A few words on DS4

(antirez.com)

53 points | by caust1c 1 hour ago

4 comments

0xbadcafebee 4 minutes ago
[delayed]
kamranjon 15 minutes ago
Just want to mention that I've been pulling down and using DwarfStar locally and it's incredible. I actually have it running on my personal macbook m4 max with 128gb of ram and I am running the server to share it through tailscale with my work laptop and just have pi running there.
The long context reasoning is something I haven't even seen in frontier models - I was running at 124k tokens earlier and it was still just buzzing along with no issues or fatigue.
I am amazed at how well it works, I'm using it right now for some pretty complex frontend work, and it is much much faster than, for example running a dense 27b or 31b model (like qwen or gemma) for me (The benefits of MoE) - but the long context capabilities have been what have been absolutely flooring me.
Super excited about this project and hope Antirez can keep himself from burning out - i've been following the repo pretty closely and there are a ton of PR's flooding in and it seems like he's had to do a lot of filtering out of slop code.
[-]
- le-mark 6 minutes ago
  Is DS4 dwarf star 4 or deep seek 4?
  [-]
  - kamranjon 5 minutes ago
    Just updated!
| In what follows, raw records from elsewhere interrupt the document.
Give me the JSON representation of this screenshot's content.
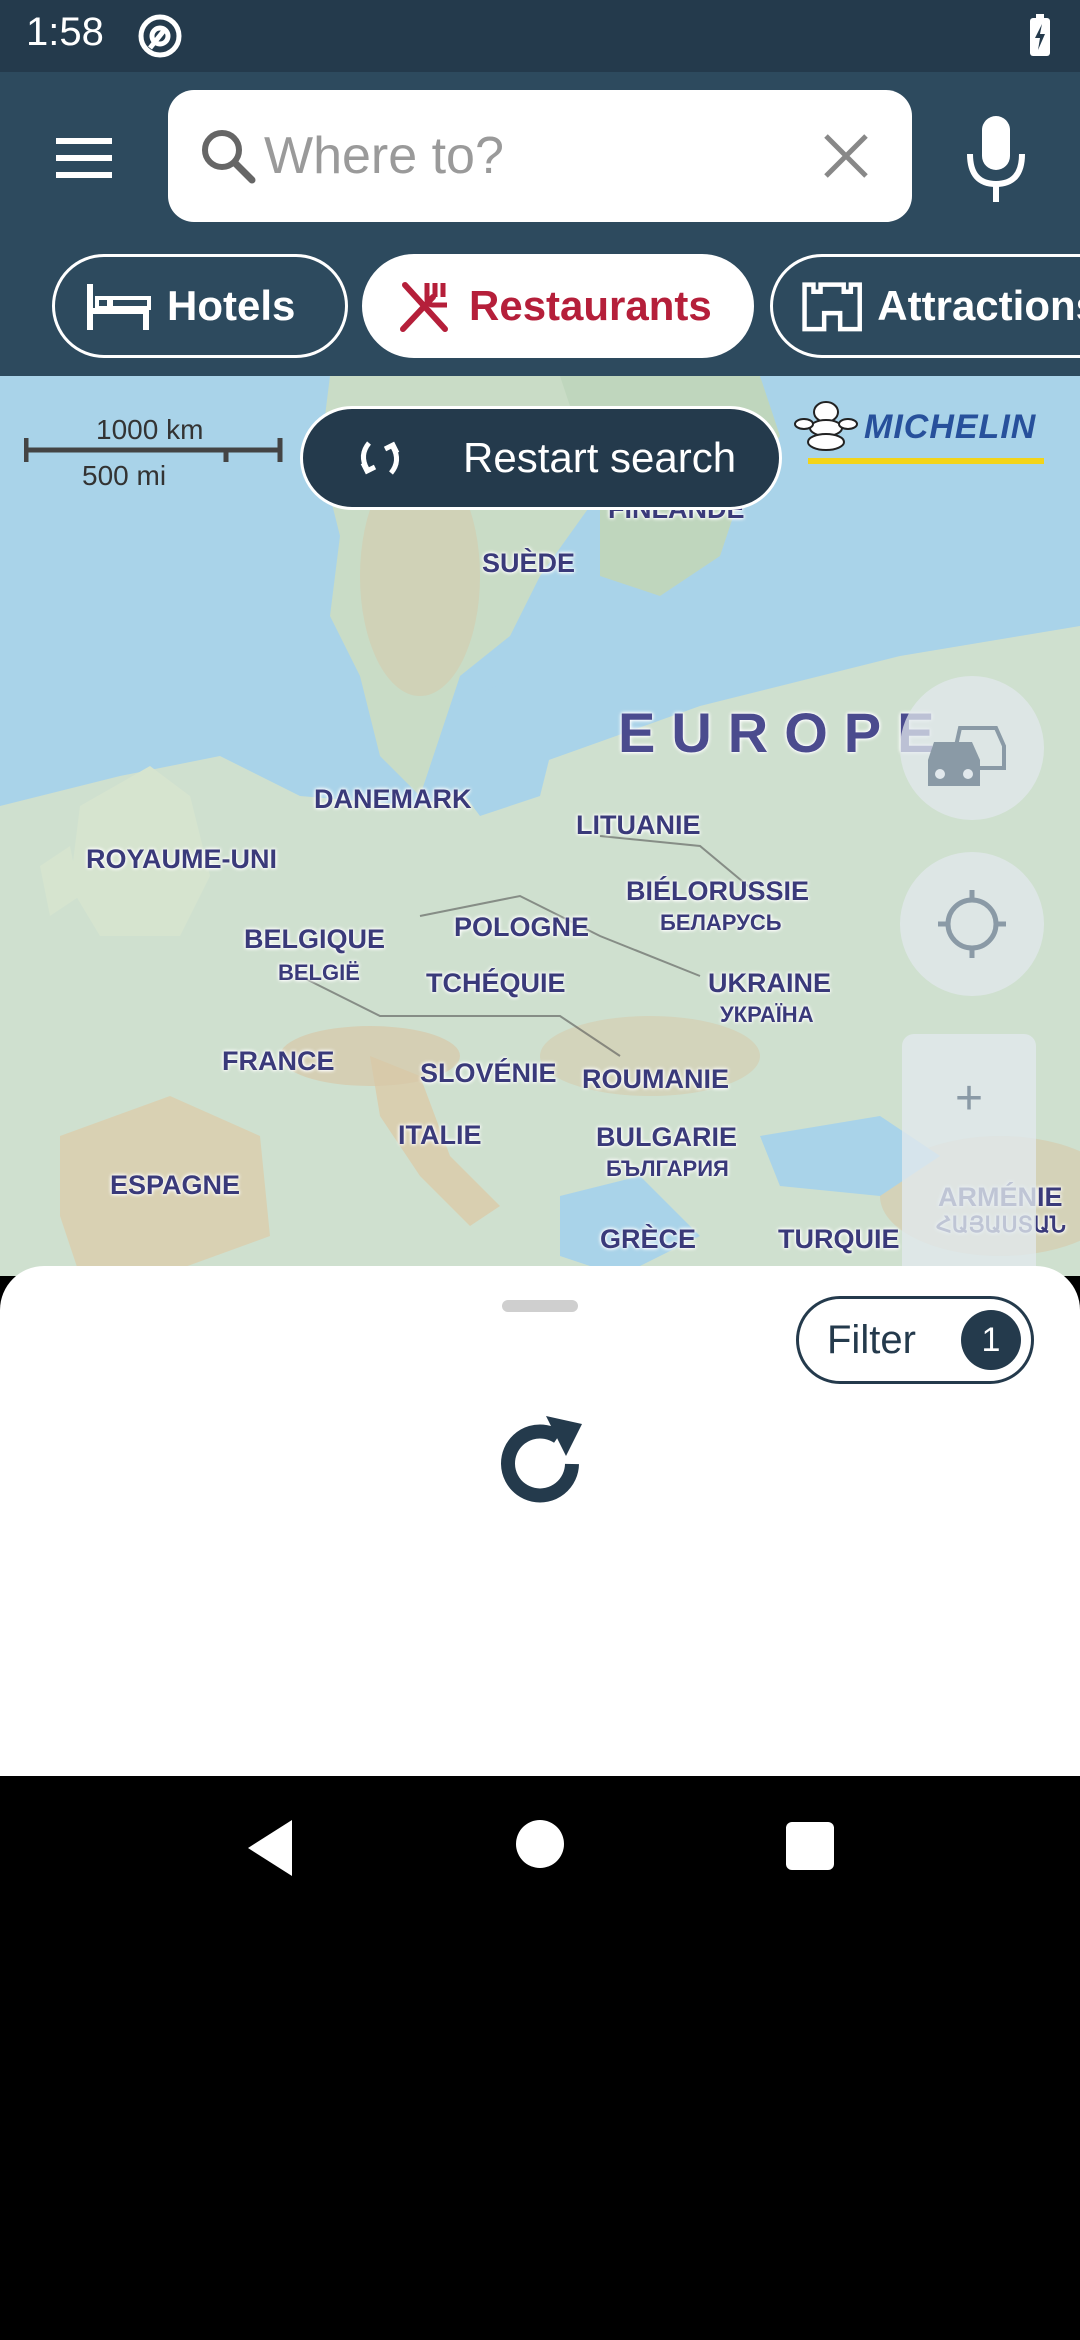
{
  "status_bar": {
    "time": "1:58"
  },
  "header": {
    "search": {
      "placeholder": "Where to?",
      "value": ""
    },
    "chips": [
      {
        "label": "Hotels",
        "icon": "bed-icon",
        "selected": false
      },
      {
        "label": "Restaurants",
        "icon": "fork-knife-icon",
        "selected": true
      },
      {
        "label": "Attractions",
        "icon": "castle-icon",
        "selected": false
      }
    ]
  },
  "map": {
    "scale_top": "1000 km",
    "scale_bottom": "500 mi",
    "restart_label": "Restart search",
    "brand": "MICHELIN",
    "labels": [
      {
        "text": "FINLANDE"
      },
      {
        "text": "SUÈDE"
      },
      {
        "text": "EUROPE"
      },
      {
        "text": "DANEMARK"
      },
      {
        "text": "LITUANIE"
      },
      {
        "text": "ROYAUME-UNI"
      },
      {
        "text": "BIÉLORUSSIE"
      },
      {
        "text": "БЕЛАРУСЬ"
      },
      {
        "text": "POLOGNE"
      },
      {
        "text": "BELGIQUE"
      },
      {
        "text": "BELGIË"
      },
      {
        "text": "TCHÉQUIE"
      },
      {
        "text": "UKRAINE"
      },
      {
        "text": "УКРАЇНА"
      },
      {
        "text": "FRANCE"
      },
      {
        "text": "SLOVÉNIE"
      },
      {
        "text": "ROUMANIE"
      },
      {
        "text": "ITALIE"
      },
      {
        "text": "BULGARIE"
      },
      {
        "text": "БЪЛГАРИЯ"
      },
      {
        "text": "ESPAGNE"
      },
      {
        "text": "GRÈCE"
      },
      {
        "text": "TURQUIE"
      },
      {
        "text": "ARMÉNIE"
      },
      {
        "text": "ՀԱՅԱՍՏԱՆ"
      }
    ],
    "zoom_in": "+"
  },
  "sheet": {
    "filter_label": "Filter",
    "filter_count": "1"
  },
  "colors": {
    "header": "#2d4a5e",
    "status_bar": "#243a4c",
    "accent_red": "#b51f3a",
    "sea": "#a9d3e9",
    "land": "#cfe0cf"
  }
}
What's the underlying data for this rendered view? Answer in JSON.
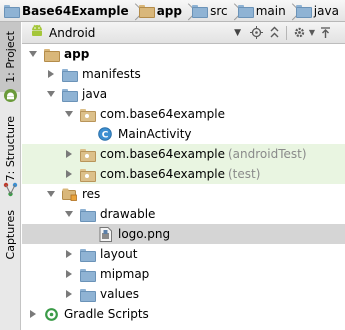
{
  "breadcrumb": [
    {
      "label": "Base64Example",
      "icon": "folder-icon",
      "bold": true
    },
    {
      "label": "app",
      "icon": "module-folder-icon",
      "bold": true
    },
    {
      "label": "src",
      "icon": "folder-icon",
      "bold": false
    },
    {
      "label": "main",
      "icon": "folder-icon",
      "bold": false
    },
    {
      "label": "java",
      "icon": "source-folder-icon",
      "bold": false
    }
  ],
  "left_strip": {
    "tabs": [
      {
        "label": "1: Project",
        "active": true
      },
      {
        "label": "7: Structure",
        "active": false
      },
      {
        "label": "Captures",
        "active": false
      }
    ]
  },
  "panel_header": {
    "view_selector": "Android",
    "buttons": [
      "target-icon",
      "collapse-all-icon",
      "gear-icon",
      "hide-icon"
    ]
  },
  "tree": [
    {
      "label": "app",
      "bold": true,
      "suffix": "",
      "icon": "module-folder-icon",
      "expand": "open",
      "level": 0,
      "state": ""
    },
    {
      "label": "manifests",
      "bold": false,
      "suffix": "",
      "icon": "folder-icon",
      "expand": "closed",
      "level": 1,
      "state": ""
    },
    {
      "label": "java",
      "bold": false,
      "suffix": "",
      "icon": "source-folder-icon",
      "expand": "open",
      "level": 1,
      "state": ""
    },
    {
      "label": "com.base64example",
      "bold": false,
      "suffix": "",
      "icon": "package-icon",
      "expand": "open",
      "level": 2,
      "state": ""
    },
    {
      "label": "MainActivity",
      "bold": false,
      "suffix": "",
      "icon": "class-icon",
      "expand": "none",
      "level": 3,
      "state": ""
    },
    {
      "label": "com.base64example",
      "bold": false,
      "suffix": "(androidTest)",
      "icon": "package-icon",
      "expand": "closed",
      "level": 2,
      "state": "test"
    },
    {
      "label": "com.base64example",
      "bold": false,
      "suffix": "(test)",
      "icon": "package-icon",
      "expand": "closed",
      "level": 2,
      "state": "test"
    },
    {
      "label": "res",
      "bold": false,
      "suffix": "",
      "icon": "resource-folder-icon",
      "expand": "open",
      "level": 1,
      "state": ""
    },
    {
      "label": "drawable",
      "bold": false,
      "suffix": "",
      "icon": "folder-icon",
      "expand": "open",
      "level": 2,
      "state": ""
    },
    {
      "label": "logo.png",
      "bold": false,
      "suffix": "",
      "icon": "image-file-icon",
      "expand": "none",
      "level": 3,
      "state": "selected"
    },
    {
      "label": "layout",
      "bold": false,
      "suffix": "",
      "icon": "folder-icon",
      "expand": "closed",
      "level": 2,
      "state": ""
    },
    {
      "label": "mipmap",
      "bold": false,
      "suffix": "",
      "icon": "folder-icon",
      "expand": "closed",
      "level": 2,
      "state": ""
    },
    {
      "label": "values",
      "bold": false,
      "suffix": "",
      "icon": "folder-icon",
      "expand": "closed",
      "level": 2,
      "state": ""
    },
    {
      "label": "Gradle Scripts",
      "bold": false,
      "suffix": "",
      "icon": "gradle-icon",
      "expand": "closed",
      "level": 0,
      "state": ""
    }
  ],
  "colors": {
    "accent_green": "#a4c639",
    "test_highlight": "#e9f5e1",
    "selection": "#d5d5d5",
    "class_icon_blue": "#3d8fd1"
  }
}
Sorry I meant Dwarf Star - it's the only way I've actually managed to run DeepSeek flash on my local hardware
  - wolttam 5 minutes ago
    DwarfStar 4 is DeepSeek 4 (check the repo)
simonw 32 minutes ago
I got this running on a 128GB M5 the other day - pretty painless, model runs in about 80GB of RAM and it seemed to be very capable at writing code and tool execution.
[-]
- perfmode 21 minutes ago
  How’s the token throughput / response time?
  [-]
  - simonw 18 minutes ago
    Healthy!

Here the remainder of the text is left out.